Uma homenagem que também é uma reclamação
O mural, pintado numa parede do Paseo de la Victoria, procura homenagear a memória das 386 pessoas. Mas, segundo os integrantes do grupo, também simboliza a dor e a incerteza que mais de 1.500 famílias vivenciam. “Continuamos em busca de respostas e esperamos saber com certeza o destino de nossos entes queridos”, observaram.
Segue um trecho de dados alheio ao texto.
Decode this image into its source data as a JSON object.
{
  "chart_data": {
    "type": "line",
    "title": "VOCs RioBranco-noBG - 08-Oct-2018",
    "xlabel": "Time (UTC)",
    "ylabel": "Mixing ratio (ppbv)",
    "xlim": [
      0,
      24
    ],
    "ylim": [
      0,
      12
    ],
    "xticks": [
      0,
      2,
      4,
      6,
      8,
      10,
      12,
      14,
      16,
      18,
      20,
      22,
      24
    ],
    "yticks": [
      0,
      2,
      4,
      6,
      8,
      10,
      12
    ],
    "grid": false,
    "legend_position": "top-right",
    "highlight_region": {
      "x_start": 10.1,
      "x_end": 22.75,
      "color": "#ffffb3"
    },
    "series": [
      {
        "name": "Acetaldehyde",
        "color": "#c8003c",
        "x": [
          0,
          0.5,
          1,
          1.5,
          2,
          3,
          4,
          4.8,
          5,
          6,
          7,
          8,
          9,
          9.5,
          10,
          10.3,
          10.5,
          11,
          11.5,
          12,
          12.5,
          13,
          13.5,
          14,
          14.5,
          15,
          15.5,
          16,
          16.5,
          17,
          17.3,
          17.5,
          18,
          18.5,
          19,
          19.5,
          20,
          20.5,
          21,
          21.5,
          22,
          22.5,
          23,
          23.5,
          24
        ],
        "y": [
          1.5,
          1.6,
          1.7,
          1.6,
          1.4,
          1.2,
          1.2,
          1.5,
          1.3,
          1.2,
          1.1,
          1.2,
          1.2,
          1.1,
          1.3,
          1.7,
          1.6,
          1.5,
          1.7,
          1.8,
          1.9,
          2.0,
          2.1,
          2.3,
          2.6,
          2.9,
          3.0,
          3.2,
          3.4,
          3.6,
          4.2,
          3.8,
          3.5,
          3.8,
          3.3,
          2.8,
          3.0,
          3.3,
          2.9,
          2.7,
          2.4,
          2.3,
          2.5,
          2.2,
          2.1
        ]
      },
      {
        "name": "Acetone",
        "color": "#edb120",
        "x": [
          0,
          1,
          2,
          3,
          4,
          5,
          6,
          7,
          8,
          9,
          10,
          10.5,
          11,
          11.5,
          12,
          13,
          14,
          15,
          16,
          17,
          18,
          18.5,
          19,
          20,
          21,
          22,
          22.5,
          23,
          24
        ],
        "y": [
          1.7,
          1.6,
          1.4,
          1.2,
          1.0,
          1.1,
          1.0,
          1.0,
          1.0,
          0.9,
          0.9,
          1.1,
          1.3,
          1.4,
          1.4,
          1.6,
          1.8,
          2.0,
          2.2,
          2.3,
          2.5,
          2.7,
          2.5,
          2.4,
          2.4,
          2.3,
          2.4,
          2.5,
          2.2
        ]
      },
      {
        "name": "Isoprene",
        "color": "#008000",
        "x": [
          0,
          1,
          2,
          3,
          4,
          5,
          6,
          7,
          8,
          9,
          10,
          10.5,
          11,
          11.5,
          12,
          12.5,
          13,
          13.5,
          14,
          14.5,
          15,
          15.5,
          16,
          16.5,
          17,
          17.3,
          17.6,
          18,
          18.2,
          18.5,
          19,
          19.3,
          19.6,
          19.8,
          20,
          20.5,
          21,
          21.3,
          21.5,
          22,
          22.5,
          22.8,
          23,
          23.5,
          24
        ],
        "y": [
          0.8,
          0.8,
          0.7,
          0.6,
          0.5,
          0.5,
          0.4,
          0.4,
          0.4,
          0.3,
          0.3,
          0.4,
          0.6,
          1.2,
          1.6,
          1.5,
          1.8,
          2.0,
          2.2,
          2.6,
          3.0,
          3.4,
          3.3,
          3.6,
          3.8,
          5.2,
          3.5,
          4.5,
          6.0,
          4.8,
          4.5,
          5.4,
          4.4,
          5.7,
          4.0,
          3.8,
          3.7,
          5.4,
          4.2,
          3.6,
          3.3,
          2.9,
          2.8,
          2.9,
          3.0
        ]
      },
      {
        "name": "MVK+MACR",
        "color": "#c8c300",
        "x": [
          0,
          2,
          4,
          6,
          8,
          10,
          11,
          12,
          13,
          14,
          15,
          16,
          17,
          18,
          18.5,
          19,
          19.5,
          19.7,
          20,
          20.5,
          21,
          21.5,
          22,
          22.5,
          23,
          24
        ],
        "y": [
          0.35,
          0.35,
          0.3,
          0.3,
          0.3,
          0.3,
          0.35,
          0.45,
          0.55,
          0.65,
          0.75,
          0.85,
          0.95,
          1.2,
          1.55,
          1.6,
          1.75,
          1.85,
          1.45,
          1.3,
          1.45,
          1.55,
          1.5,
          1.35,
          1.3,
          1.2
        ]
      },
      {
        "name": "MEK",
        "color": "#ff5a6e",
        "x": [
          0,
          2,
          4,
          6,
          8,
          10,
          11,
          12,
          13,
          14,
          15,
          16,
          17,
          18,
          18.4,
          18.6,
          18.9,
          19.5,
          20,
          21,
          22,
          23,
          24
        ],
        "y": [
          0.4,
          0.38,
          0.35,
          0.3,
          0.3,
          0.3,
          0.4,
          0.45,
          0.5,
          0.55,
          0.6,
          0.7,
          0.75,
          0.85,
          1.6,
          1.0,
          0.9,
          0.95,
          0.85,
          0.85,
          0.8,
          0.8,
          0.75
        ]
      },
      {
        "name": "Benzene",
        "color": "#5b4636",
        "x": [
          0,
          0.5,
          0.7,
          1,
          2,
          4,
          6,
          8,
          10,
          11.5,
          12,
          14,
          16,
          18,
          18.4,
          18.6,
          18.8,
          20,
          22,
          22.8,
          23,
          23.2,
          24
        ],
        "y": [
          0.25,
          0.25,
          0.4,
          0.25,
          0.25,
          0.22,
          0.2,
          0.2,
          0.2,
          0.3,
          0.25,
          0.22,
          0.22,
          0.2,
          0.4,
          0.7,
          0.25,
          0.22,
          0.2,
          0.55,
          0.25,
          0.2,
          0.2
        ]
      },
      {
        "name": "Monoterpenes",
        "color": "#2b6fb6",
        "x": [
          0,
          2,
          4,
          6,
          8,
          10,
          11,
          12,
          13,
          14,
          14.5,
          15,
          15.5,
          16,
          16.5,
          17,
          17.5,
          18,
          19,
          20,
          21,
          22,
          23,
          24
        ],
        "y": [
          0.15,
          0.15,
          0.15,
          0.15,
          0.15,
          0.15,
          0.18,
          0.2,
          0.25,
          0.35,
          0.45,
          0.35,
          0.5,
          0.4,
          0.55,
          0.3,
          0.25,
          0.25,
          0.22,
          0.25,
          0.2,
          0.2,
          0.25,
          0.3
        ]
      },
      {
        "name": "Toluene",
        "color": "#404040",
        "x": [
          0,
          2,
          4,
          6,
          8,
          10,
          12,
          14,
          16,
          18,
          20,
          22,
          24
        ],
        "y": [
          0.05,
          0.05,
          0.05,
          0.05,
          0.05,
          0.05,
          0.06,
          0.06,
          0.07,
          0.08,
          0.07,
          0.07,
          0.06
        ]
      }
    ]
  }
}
As famílias afirmaram que o processo de investigação e justiça não respondeu à magnitude do caso. “Consideramos que ainda existem dúvidas e irregularidades que devem ser esclarecidas com transparência”, expressaram.
“Por trás de cada urna há uma história, uma família e um projeto de vida.”
Com esse ato, as famílias buscam manter viva a memória e evitar que o caso seja reduzido a uma figura. Exigem que a sociedade conheça a verdade e que o que aconteceu no Crematório Plenitude não seja esquecido.